On Sat, May 22, 2010 at 2:50 PM, Matt Lawrence <[email protected]> wrote:
> cfengine is an academic project. It tend to want to control your entire
> system and changes are often made by writing exceptions to the current
> configuration. Folks I know have found the syntax to be difficult to use
> and have suggested that writing a code generator to create the
> configuration files would be an improvement in their environments. It
> does have a bit of the "in a perfect world" attitude.
I couldnt disagree more. cf users write promises for what they want
to manage and apply those to classes. Theyre free to negate, create
complex classes, etc.
I will say that inputs sprawl like whoa in cf2, but bundles in cf3
(very much like modules in puppet) help abate that considerably.
Also I dont get why 'zomg its an academic project' is an argument. I
hear that about as often as 'zomg puppet is declarative'.
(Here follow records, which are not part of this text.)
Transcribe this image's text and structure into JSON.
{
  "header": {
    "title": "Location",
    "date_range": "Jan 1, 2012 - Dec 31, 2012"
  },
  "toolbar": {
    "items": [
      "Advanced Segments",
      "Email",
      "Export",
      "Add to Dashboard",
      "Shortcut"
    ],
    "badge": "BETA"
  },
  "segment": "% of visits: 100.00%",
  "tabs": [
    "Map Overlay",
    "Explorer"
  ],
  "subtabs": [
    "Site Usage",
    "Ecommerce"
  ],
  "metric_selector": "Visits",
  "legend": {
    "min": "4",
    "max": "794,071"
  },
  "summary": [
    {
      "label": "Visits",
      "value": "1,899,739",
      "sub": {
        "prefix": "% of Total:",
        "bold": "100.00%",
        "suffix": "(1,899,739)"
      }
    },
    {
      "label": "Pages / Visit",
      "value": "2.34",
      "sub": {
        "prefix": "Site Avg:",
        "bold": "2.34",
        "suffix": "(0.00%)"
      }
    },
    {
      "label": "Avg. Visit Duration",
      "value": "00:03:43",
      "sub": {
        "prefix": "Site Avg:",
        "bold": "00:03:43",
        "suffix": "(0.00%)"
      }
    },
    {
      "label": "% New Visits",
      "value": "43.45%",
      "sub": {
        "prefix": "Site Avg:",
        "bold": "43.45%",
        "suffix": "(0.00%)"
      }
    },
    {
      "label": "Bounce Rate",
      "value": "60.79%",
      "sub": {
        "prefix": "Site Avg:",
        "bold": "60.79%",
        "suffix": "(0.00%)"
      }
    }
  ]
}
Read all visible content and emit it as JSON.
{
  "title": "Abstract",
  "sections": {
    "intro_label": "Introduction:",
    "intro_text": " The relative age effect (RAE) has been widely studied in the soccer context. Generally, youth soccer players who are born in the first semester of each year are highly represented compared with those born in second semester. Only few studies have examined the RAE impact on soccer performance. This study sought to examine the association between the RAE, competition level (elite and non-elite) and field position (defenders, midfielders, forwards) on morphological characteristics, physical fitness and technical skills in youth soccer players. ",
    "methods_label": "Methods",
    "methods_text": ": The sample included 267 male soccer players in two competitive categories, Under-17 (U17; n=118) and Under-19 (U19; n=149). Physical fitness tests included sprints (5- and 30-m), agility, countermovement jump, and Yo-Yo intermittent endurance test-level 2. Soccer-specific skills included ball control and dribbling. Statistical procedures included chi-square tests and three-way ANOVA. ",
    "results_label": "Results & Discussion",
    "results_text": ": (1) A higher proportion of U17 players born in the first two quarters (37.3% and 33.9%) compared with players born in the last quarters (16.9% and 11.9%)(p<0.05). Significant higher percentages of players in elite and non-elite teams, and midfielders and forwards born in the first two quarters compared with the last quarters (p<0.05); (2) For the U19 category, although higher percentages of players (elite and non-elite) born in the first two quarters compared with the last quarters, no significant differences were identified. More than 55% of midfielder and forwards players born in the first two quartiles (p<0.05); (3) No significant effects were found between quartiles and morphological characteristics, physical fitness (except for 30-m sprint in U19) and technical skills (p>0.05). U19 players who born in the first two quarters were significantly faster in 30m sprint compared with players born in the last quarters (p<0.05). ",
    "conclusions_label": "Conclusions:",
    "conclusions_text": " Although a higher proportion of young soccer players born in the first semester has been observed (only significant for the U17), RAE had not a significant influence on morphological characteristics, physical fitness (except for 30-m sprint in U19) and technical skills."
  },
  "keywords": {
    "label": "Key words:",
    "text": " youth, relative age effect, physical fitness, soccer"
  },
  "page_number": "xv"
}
Oh, and the code generator? Sucks. Esp the cf2 input => cf3 input
conversion dingus. But the docs for cf{2,3} are amazingly good.
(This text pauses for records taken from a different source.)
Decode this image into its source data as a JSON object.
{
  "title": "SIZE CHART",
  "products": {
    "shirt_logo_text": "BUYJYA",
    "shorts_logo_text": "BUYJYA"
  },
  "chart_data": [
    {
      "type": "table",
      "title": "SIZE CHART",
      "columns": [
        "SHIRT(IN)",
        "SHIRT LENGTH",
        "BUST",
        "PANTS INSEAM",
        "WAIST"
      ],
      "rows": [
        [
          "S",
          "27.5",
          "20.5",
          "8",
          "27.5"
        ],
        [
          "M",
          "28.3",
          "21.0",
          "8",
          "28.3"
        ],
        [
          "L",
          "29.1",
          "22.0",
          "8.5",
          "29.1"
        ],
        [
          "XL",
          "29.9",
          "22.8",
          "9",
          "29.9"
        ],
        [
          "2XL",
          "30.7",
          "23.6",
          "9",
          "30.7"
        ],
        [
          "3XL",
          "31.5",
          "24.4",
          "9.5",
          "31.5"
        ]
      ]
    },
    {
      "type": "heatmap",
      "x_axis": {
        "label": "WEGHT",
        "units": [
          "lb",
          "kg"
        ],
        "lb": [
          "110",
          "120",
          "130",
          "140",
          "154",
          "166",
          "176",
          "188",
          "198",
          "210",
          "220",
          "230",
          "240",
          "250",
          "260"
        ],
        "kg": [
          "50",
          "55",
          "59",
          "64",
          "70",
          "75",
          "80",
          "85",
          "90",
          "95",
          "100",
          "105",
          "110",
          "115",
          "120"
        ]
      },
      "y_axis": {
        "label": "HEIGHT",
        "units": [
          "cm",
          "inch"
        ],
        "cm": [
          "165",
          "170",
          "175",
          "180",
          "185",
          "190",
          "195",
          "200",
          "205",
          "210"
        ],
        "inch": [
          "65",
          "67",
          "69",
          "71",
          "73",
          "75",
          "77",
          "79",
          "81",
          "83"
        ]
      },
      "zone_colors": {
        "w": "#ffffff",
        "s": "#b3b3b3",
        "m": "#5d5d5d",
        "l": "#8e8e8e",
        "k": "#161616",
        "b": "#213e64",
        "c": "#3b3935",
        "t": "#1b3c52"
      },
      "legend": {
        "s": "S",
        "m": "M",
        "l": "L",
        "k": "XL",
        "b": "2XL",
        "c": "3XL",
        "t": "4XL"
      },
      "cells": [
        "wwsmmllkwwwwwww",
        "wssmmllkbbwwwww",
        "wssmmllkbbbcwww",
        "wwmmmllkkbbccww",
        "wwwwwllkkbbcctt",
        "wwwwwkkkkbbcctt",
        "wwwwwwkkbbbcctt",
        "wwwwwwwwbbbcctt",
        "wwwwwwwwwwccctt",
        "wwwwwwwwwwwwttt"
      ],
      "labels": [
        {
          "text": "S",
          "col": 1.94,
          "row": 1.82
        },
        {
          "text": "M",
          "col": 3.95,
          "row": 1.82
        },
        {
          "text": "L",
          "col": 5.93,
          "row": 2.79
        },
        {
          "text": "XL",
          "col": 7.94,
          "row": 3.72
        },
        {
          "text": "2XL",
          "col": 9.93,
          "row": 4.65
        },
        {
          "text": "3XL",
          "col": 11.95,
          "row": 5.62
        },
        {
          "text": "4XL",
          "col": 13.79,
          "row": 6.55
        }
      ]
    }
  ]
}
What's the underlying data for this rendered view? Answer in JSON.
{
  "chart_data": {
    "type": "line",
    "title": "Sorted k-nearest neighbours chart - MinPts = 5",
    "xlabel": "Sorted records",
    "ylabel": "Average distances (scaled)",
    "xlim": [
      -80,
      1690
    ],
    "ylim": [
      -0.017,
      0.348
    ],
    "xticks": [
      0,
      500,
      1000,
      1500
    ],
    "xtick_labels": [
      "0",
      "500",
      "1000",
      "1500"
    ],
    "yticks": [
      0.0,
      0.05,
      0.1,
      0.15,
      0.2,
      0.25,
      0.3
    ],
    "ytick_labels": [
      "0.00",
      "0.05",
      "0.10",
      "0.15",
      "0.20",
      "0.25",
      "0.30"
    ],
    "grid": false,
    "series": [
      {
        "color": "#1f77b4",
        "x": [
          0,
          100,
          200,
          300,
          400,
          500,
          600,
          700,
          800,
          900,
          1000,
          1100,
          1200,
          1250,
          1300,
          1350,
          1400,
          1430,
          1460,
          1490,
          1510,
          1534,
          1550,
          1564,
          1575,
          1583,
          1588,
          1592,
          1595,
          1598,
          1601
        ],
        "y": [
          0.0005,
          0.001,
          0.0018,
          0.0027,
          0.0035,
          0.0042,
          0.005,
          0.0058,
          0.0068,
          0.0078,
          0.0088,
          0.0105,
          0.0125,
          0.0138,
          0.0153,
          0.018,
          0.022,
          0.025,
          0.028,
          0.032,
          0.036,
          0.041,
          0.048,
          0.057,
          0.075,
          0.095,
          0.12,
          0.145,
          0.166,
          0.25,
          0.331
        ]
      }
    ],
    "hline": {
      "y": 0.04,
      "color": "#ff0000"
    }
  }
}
> Puppet is extremely pragmatic, it lets you manage whatever pieces you want
> to manage. I know a number of folks who speak very highly of it. It has
> it's own syntax and parser that is quite straightforward. There are some
> operations where you need to shell out and run something that returns a
> result, not bad, but not spectacularly good. A reasonably mature product
> with lots of good support.
I must say ralsh and other goodies are pretty slick.